Traduction : Hubert Malfray.

« American girl » est le premier roman de Jessica Knoll, rédactrice en chef à Cosmopolitan. Il a connu un grand succès aux Etats-Unis et va être adapté au cinéma.

« Sur le point d’épouser celui que n’importe quel magazine féminin désignerait comme l’homme idéal, Ani, jeune et jolie journaliste, est tenaillée par le doute. Obsédée par son image, elle peaufine compulsivement les moindres détails de sa vie glamour pour incarner aux yeux de tous l’héroïne infaillible qu’elle rêve de devenir. Celle dont la réussite, incontestable, laissera tout le monde sur le carreau. Derrière ce besoin éperdu d’invulnérabilité, derrière ce désir implacable d’être la New-Yorkaise branchée sous tous rapports, un terrible saccage intime, qu’elle refoule depuis l’adolescence. Et une lutte de tous les instants – contre ses souvenirs, contre le regard des autres, contre d’insoutenables accusations, contre la réputation qui lui colle à la peau depuis que sa vie a basculé dans la terreur. Une terreur entière, souveraine.

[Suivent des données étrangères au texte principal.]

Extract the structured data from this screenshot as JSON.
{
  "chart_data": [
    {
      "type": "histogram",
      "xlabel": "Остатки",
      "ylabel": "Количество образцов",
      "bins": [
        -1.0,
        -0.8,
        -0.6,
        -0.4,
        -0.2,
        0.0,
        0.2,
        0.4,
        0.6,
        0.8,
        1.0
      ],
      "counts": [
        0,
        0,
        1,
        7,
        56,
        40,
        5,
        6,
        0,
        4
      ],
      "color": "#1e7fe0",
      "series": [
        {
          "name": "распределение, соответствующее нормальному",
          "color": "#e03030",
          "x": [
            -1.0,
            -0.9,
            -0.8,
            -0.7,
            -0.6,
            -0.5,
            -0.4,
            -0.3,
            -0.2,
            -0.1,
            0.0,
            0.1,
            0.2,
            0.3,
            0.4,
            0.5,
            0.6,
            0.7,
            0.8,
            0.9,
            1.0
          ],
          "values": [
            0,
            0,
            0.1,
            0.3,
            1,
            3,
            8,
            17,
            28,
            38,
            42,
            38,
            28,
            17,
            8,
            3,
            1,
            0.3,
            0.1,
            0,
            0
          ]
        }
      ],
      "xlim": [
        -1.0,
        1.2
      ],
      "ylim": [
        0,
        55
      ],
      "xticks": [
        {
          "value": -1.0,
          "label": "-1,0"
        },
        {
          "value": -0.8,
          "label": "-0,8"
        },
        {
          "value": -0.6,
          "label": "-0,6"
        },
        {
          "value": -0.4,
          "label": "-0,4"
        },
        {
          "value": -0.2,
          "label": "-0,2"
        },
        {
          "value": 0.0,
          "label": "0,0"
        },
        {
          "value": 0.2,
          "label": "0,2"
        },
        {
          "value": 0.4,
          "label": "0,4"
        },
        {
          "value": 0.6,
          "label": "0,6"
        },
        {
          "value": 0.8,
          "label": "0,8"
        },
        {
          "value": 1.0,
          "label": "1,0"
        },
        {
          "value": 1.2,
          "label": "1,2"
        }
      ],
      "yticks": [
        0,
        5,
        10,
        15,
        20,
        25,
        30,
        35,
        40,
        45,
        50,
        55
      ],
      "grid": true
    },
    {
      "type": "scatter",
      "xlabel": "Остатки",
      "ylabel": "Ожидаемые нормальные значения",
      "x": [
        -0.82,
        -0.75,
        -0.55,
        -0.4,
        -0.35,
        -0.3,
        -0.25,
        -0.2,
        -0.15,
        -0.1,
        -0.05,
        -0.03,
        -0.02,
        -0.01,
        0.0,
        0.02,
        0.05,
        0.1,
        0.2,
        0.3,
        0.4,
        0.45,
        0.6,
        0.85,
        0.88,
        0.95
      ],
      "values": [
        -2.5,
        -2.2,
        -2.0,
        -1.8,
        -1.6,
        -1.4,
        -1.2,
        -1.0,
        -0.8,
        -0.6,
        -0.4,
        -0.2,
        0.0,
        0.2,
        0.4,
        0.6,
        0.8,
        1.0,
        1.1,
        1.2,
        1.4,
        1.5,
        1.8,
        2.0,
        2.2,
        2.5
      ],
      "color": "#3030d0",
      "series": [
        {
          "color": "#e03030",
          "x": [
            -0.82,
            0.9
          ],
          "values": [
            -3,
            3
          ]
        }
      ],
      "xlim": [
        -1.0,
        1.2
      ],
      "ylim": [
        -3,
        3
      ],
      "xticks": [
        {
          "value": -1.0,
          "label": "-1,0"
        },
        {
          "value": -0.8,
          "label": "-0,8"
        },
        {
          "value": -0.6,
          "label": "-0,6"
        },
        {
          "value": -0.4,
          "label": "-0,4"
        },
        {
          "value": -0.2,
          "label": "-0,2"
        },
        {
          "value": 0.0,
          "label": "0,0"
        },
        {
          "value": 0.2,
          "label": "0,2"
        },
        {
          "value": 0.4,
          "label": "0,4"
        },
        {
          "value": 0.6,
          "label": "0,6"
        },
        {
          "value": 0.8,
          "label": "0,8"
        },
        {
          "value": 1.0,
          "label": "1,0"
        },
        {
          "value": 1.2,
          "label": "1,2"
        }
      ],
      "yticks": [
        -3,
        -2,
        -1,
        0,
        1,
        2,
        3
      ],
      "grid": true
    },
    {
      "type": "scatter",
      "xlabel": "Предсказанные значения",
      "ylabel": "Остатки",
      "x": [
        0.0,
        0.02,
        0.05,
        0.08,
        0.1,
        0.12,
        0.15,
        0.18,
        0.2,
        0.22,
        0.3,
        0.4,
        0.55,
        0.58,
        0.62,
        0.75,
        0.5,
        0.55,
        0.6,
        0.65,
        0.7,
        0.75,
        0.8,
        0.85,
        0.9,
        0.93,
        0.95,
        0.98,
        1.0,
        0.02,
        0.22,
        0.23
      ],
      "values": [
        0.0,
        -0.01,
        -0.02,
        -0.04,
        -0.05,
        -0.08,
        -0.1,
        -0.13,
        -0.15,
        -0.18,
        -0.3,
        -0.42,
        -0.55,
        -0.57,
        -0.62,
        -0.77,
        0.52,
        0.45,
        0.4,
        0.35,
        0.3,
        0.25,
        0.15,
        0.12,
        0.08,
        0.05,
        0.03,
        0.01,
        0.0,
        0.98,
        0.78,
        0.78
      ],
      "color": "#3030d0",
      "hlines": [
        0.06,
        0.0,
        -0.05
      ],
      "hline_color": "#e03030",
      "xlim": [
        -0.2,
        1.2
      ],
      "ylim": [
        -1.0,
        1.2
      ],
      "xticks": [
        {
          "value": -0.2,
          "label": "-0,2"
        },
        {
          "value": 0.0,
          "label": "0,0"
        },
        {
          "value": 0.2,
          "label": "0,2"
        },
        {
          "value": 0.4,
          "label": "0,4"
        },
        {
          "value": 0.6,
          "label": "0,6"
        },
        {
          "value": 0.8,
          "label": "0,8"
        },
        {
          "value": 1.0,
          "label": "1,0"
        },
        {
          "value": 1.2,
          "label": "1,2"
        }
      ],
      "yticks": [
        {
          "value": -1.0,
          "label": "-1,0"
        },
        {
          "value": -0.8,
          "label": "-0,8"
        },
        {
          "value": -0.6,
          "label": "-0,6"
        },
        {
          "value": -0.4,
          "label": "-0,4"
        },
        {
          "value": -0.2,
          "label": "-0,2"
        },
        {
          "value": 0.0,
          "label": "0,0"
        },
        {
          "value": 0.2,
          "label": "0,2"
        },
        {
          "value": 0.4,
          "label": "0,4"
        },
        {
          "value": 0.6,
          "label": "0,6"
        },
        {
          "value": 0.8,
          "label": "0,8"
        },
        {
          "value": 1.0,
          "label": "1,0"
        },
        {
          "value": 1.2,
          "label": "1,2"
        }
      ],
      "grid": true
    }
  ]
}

Plus forte que la honte, que le désir de vengeance, que la souffrance – plus forte que tout. »

Dès la première page, on sent que quelque chose ne va pas chez Ani qui, examinant un couteau de cuisine sur sa liste de mariage, pense à le tester en l’enfonçant dans l’estomac de son fiancé. Puis on la suit dans sa vie de new-yorkaise branchée et elle parait assez agaçante, fashion victim dévouée aux apparences dont le but ultime est d’éblouir, d’en mettre plein la vue, écartant ses rivales sans états d’âme au boulot, partout… une vraie peste de chick lit.

Puis les flash-backs commencent, on entre dans l’intimité d’Ani, la narratrice, et sa vulnérabilité apparaît, sa terreur face au regard des autres, des souffrances qu’ils peuvent infliger. Sa quête de perfection, son besoin d’éblouir ne sont qu’une carapace qu’elle s’est forgée pour se protéger. Mais sous cette carapace, elle est loin d’avoir la paix, elle n’a pas toujours été l’éblouissante Ani…

Ani est une pure construction, même ce prénom n’est pas le sien… Peu à peu, par le jeu des flash-backs Jessica Knoll dévoile l’histoire de TifAni, ado ordinaire, virée pour une bêtise de son lycée catho qui veut absolument s’intégrer dans sa nouvelle école, un lycée prestigieux où les gosses des généreux donateurs peuvent faire preuve de cruauté et jouir d’une certaine impunité. Une histoire sombre et violente qu’on ne peut oublier par la simple volonté d’ « aller de l’avant », une histoire de viol, une histoire où la double peine s’applique : la victime devient la salope, et subit d’autres humiliations en prime…

Les personnages d’ados, bourreaux comme victimes et les personnages d’adultes, tous sonnent justes, terriblement justes. Le viol, la dévastation qu’il provoque sont évoqués avec une vérité étonnante qu’on comprend en se renseignant sur la vie de l’auteur : Jessica Knoll a vécu ce traumatisme, elle s’est inspirée de son histoire pour écrire celle d’Ani. Elle n’a réussi à en parler qu’après l’écriture de son livre, bien des années après les faits, cela en dit long sur la difficulté de rompre le silence qui entoure le viol, mais également sur le pouvoir des mots dans la résilience.

Pour le reste des événements du livre, car il y a encore plus d’horreurs dans le parcours d’Ani, Jessica Knoll s’est documentée, elle est journaliste et cela reste crédible. Elle construit son histoire brillamment, mêlant les vies de ces personnages dans le passé et les résonances de leurs actes dans le présent avec une grande habileté.

Un bon roman, âpre, qui se lit d’une traite.